Allah saklasın, idamlık olursa belli olur. Şu gün öldürülecek, belli işte. Bunun ötesi yok. Veyahut doktorlar ameliyat etmişler de ama başarı olmamış da işte vaziyet kötüye gidiyor, iki günlük ömrü kalmış, kalkamayacağı belli. Veyahut salgın bir hastalık, kolera molera bilmem bir sarıyor, yakaladığını götürüyor, ilaç milaç kar etmiyor filan.
"Yarın ölecek olan bir insanın korkusu, telaşı, endişesi gibi endişe taşı; kork. Ama hiç ölmeyeceğini düşünen, sanan bir insanın dünya işlerine sarılması gibi öyle sarıl."

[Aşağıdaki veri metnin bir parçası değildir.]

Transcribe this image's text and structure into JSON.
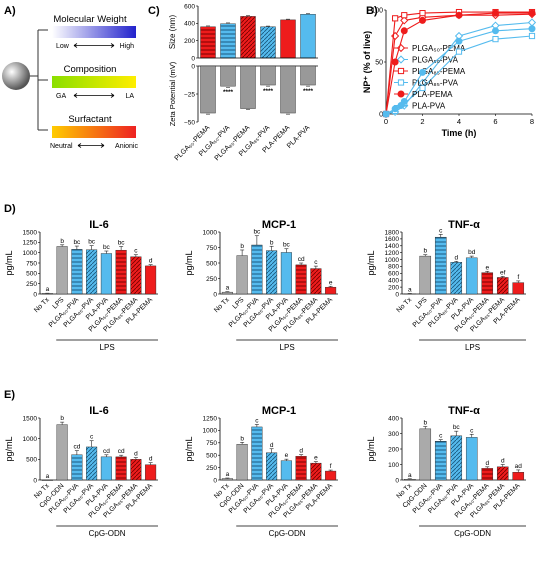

Tabii, buna benzer hadîs-i şerîfler var. "Hiç ölmeyecekmiş gibi dünyaya çalış, yarın ölecekmiş gibi ahirete çalış." diye de bir hadîs-i şerîf duymuşsunuzdur. Daha başka rivayetler var. Ama, çok güzel bir şey bu. Yani, bir insan yarın öleceğini bilirse küçük işlerle uğraşmaz. Ana meseleleri düşünür, ana hesapları yapar. 'Teferruatı bırak canım şimdi, onunla uğraşacak halim yok' der, kenara iter. Birisi gelse bir şey söyleyecek olsa bile 'yahu durumum ona müsait değil. Şimdi benim başım büyük işlerle meşgul' der filan. Ve ana meseleyi derinlemesine düşünür. Ya ben yarın öleceğim, öleceğime göre ne yapmam lazım filan. Borçları varsa onları kapatır, günahı varsa tövbe eder, üzerinde hakları varsa götürür haklarını sahiplerine verir, helalleşeceği kimselerle helalleşir.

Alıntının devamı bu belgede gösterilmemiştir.